Luke’s account of the Sermon on the Mount mentions some things not found in Matthew’s account. For example, Luke tells us that it was preached immediately after Jesus had chosen the Twelve (Luke 6:13 and following). Having been chosen and called to follow Jesus, the Twelve were ready to be taught.

Today when a Christian feels called by God to become a minister he announces that fact to his fellow Christians in the church of which he is a member. Upon being called to his first charge, a special worship service of dedication is scheduled which examines the candidate and validates God’s call upon his life. An ordination sermon is preached that focuses on the importance of the candidate’s mission, and on everything he will need to successfully carry it to completion.

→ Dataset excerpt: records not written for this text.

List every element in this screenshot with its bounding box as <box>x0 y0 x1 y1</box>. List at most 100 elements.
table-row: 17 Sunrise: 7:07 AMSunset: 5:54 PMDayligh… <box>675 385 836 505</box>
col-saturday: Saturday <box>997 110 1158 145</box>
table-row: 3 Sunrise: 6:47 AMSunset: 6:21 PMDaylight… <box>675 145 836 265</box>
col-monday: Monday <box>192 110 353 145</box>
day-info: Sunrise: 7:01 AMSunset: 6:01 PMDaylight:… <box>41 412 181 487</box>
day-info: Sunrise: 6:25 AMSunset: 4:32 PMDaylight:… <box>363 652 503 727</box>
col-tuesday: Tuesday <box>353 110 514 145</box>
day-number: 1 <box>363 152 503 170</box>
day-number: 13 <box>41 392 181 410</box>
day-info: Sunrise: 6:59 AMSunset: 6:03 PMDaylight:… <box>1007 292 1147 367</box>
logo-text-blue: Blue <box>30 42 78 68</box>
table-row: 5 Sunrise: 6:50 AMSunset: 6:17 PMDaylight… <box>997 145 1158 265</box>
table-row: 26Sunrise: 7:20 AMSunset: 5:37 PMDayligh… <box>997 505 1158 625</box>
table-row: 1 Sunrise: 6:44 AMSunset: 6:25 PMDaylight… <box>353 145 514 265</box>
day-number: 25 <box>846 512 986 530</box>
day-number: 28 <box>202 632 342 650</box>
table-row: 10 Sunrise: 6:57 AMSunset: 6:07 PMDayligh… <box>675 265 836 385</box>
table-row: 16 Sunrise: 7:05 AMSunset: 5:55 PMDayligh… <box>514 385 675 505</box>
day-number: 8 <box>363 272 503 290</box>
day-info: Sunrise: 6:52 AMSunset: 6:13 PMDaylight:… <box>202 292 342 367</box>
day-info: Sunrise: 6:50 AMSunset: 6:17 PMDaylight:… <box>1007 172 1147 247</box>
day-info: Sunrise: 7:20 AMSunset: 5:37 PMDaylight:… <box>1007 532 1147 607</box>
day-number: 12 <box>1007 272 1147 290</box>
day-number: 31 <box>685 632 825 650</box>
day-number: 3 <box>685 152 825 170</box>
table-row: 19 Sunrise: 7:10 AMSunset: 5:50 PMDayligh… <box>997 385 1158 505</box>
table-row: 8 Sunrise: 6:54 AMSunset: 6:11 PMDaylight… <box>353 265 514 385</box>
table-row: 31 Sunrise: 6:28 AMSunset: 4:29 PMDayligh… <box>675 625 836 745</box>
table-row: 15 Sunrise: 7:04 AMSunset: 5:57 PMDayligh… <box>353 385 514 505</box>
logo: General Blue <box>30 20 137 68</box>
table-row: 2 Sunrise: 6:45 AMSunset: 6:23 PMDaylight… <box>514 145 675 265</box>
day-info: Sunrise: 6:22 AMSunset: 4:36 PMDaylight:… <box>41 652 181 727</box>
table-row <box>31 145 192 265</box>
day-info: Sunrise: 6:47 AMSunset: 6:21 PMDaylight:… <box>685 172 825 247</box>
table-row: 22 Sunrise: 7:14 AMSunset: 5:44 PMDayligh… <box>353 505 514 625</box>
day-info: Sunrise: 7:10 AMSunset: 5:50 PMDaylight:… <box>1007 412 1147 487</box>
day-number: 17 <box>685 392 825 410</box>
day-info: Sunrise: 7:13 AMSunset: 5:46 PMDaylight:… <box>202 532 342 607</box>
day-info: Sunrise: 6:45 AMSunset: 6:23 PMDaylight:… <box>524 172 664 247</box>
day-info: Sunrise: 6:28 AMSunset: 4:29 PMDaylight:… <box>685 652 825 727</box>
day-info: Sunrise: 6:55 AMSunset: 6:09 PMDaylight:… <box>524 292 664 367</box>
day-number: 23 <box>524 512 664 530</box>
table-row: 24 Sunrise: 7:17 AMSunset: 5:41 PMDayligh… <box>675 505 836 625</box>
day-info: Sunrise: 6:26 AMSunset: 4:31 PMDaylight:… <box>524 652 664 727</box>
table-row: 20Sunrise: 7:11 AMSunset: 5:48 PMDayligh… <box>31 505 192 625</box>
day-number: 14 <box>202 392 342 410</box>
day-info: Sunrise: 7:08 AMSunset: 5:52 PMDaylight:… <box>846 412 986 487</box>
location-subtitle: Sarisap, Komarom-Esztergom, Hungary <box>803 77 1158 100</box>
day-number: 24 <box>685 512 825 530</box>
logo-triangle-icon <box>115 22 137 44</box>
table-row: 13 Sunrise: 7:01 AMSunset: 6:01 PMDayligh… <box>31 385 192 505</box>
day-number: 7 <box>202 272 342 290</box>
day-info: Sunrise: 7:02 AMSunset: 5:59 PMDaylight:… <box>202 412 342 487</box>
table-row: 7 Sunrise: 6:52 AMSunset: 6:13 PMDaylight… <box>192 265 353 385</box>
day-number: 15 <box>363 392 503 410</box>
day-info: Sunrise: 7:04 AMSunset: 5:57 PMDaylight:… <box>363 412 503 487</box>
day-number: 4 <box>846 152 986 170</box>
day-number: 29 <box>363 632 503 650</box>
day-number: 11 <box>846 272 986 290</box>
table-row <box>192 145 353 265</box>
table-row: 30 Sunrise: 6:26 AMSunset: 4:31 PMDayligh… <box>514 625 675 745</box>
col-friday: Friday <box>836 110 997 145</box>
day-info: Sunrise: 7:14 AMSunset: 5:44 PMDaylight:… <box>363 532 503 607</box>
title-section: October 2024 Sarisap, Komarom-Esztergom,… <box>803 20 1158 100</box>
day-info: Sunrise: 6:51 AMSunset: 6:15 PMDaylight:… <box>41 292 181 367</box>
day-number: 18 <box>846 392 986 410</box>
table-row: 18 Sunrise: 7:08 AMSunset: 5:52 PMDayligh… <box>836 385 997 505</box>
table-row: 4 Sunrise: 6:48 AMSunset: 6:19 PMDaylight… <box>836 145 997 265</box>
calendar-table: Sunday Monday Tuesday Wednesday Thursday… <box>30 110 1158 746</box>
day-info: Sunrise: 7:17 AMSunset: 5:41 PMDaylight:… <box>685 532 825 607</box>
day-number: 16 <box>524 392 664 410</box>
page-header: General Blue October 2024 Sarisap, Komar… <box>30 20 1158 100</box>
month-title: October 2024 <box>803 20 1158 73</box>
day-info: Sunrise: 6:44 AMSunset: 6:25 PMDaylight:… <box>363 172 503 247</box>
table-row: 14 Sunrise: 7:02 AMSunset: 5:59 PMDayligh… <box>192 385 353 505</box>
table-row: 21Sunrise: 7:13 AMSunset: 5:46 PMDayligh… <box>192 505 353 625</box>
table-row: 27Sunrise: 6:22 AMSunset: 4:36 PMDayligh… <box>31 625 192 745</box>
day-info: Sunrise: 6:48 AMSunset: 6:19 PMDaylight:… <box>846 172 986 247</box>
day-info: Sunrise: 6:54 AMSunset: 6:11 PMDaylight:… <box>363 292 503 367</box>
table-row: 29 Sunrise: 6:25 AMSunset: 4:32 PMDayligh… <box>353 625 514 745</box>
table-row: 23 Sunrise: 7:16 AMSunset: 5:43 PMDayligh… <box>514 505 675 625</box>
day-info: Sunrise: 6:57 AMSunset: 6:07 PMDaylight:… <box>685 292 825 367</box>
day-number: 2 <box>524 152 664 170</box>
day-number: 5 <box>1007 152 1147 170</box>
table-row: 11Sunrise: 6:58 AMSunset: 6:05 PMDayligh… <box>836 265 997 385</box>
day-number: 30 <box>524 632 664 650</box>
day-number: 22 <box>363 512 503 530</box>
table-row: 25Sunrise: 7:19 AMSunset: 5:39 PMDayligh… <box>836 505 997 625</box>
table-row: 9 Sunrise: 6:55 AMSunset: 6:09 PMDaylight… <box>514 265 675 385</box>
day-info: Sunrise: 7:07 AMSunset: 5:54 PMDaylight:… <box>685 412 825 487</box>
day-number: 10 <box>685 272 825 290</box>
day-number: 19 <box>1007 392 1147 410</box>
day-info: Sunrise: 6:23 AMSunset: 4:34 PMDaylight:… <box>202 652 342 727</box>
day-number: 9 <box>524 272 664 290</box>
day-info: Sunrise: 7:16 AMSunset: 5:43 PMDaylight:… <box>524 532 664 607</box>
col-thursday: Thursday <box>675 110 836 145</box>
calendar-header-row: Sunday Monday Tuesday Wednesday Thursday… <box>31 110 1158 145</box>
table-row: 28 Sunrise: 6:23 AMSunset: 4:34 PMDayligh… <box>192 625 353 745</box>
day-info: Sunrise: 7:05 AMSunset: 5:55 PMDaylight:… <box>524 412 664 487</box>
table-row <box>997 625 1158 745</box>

The Sermon on the Mount has been described variously by scholars as “The Magna Charta of the Kingdom,” “The Manifesto of the King,” and in many other ways. One scholar refers to it as “The Ordination Address to the Twelve.” Until I read that, I had never thought of it as the ordination service designed to prepare the disciples to carry out their assigned mission. But I like that description, for that is what it was.

I was ordained to become a Christian minister in January, 1949. I remember that night as well as if it were yesterday. I can only imagine what it must have been like for the twelve men Jesus chose as they listened to the ordination sermon Jesus preached. It is the greatest ordination sermon every preached.